O Conselho Federal de Medicina (CFM) aprovou a Resolução nº 2.448/25, com o objetivo de tornar mais claros os critérios para a realização das glosas de procedimentos médicos. A nova norma, publicada no Diário Oficial da União no último dia 4, revoga a Resolução nº 1.614/01, que regulamentava a auditoria médica até então.
A resolução estabelece que procedimentos pré-autorizados e efetivamente realizados não poderão ser glosados, reforçando a responsabilidade dos diretores técnicos dos estabelecimentos de saúde e das operadoras de planos. A medida busca reduzir o número de glosas injustificadas e aprimorar a transparência nas relações entre médicos, instituições e operadoras.

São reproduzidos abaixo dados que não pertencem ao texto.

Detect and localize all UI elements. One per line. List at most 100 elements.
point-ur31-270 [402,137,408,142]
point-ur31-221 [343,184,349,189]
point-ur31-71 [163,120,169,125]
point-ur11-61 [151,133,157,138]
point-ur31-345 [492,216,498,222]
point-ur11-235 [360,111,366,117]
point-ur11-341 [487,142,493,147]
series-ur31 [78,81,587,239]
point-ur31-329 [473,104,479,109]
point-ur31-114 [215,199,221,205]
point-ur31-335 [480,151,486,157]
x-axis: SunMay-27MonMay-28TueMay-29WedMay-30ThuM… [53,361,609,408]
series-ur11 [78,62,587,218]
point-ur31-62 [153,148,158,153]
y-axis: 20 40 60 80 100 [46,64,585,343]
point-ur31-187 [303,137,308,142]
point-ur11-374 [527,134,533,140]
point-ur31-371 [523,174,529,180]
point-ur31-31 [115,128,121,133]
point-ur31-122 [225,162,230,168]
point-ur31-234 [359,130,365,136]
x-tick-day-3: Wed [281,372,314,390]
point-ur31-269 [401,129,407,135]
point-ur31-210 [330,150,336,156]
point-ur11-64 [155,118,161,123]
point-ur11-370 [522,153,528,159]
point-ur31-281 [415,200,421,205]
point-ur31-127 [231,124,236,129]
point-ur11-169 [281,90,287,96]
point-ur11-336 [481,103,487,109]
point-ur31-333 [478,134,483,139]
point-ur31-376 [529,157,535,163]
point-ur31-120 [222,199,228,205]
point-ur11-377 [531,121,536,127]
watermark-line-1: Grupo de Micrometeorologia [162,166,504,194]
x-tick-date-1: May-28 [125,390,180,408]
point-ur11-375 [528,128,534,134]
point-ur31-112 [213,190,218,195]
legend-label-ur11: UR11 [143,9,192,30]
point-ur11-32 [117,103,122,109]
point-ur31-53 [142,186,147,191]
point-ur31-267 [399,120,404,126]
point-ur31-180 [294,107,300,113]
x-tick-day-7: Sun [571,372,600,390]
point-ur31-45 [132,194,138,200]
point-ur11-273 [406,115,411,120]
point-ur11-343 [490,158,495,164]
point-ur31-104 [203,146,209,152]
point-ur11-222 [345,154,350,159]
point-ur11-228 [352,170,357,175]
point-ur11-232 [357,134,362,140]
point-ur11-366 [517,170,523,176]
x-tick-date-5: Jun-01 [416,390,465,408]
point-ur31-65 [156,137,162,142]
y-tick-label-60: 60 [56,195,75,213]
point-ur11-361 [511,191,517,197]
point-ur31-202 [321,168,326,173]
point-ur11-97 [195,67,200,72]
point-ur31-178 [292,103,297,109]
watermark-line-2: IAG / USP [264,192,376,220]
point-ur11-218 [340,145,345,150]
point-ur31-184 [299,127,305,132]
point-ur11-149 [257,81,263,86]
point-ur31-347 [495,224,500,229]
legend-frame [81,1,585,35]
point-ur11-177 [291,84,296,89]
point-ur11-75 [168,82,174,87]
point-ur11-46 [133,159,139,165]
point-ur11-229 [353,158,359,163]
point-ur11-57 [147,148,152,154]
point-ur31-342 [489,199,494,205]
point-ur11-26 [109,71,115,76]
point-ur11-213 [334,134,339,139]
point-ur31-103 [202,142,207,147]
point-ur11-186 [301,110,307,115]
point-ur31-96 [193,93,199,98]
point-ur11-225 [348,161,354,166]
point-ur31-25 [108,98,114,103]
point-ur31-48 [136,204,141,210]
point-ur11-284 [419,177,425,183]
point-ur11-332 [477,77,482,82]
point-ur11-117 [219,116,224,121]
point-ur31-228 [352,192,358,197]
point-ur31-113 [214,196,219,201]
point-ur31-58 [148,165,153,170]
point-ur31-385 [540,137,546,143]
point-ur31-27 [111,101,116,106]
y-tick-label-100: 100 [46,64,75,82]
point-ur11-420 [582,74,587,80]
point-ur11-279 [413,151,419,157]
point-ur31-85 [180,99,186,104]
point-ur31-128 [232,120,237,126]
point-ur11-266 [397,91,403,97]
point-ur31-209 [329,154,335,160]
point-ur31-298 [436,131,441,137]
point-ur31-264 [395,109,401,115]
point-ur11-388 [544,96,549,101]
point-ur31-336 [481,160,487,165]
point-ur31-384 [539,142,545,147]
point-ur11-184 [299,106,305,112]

A norma reafirma que a auditoria médica é um ato privativo do médico, que deve se basear na ciência, nas diretrizes clínicas e nos protocolos terapêuticos, sempre respeitando a autonomia profissional e priorizando o benefício ao paciente. Em casos de divergência entre o médico assistente e o auditor, será obrigatória a realização de exame presencial, sendo vedada a auditoria remota. Além disso, as divergências deverão ser fundamentadas a partir da história clínica do paciente, não podendo se basear apenas em exames complementares.
OPME e programas de acreditação
O texto determina que os programas de acreditação das operadoras não substituem a auditoria médica e não podem ser usados para interferir na conduta assistencial. Esses programas também não podem servir de base para glosas, negativas de cobertura ou contestação de honorários, diárias e taxas hospitalares, nem para a recusa de materiais, medicamentos, órteses, próteses e materiais especiais (OPME).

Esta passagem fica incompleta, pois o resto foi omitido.